I'm 31, and I downloaded this program when I saw it linked on bookofjoe.com. I put off getting any kind of fancy phone for a while and mocked a coworker's phone that didn't even have a "ring ring" option, but once I stepped up to the camera phone, I haven't looked back. One buddy who calls me gets the Soprano's theme song, another "Yo Diggety" by Blackstreet, and so on. So far only the Soprano's is full voice and music. That will probably change with this software. :)

#9 — March 12, 2004 @ 15:47PM — Kurt Nordstrom [URL]

"Yo Diggety"? Did you just say "Yo Diggety"?

#10 — March 12, 2004 @ 15:53PM — Phillip Winn [URL]

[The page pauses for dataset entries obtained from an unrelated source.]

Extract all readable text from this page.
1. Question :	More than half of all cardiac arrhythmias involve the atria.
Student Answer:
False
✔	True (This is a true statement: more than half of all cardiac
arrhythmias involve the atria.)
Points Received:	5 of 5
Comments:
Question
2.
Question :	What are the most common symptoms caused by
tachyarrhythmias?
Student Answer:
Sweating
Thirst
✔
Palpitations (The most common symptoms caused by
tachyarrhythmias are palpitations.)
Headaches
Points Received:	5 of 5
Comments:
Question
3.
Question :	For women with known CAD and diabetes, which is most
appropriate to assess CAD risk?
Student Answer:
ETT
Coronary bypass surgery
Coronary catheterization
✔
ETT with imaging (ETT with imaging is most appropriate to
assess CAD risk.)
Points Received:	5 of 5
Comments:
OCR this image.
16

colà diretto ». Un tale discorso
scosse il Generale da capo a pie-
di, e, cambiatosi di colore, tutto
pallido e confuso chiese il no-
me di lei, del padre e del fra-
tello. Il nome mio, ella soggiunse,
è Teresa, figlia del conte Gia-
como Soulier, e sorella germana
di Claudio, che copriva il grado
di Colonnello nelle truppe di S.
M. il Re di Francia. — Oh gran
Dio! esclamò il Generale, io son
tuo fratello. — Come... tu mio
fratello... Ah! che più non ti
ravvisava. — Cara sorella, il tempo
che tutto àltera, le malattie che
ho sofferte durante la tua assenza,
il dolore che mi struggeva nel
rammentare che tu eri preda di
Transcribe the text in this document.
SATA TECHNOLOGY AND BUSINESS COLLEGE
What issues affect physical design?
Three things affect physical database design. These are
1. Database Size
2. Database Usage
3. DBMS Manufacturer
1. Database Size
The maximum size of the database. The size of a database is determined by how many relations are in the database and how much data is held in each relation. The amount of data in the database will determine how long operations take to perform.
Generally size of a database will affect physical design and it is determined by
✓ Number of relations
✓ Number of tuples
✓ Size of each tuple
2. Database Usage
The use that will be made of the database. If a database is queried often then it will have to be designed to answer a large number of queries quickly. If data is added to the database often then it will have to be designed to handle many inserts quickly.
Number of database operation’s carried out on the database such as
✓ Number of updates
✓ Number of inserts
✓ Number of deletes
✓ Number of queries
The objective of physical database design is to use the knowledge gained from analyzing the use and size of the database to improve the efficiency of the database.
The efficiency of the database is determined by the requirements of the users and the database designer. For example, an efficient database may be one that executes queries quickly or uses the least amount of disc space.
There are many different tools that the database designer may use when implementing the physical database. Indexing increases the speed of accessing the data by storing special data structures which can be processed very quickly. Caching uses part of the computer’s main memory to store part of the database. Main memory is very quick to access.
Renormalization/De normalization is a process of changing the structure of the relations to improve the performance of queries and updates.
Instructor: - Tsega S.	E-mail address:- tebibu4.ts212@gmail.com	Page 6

Er, sorry. No Diggety. See what happens when you have only the four-part MIDI rendition?

#11 — March 12, 2004 @ 15:55PM — Eric Olsen

Oh yeah, this is the company I was talking about in comment #2. Joe is always ahead of the game. Except in catagories: dude, this is "software," it says so in the first sentence. It is only tangentially about "music." And stuff about iPods, real or virtual is similarly not "music." Rock on.

#12 — March 20, 2004 @ 12:46PM — Scott


You can use Xingtone for free. They allow you to only use their five free songs without paying, so as long as you have a wav file you want to use, just rename your file and replace one of theirs. Then in the program the program will think it is their file. Voila.

#13 — October 22, 2004 @ 23:45PM — Jason

I tried Xingtone but the 5 you can try are only with music they provide. ToneThis let's you try 5 with your own music - and it's cheaper.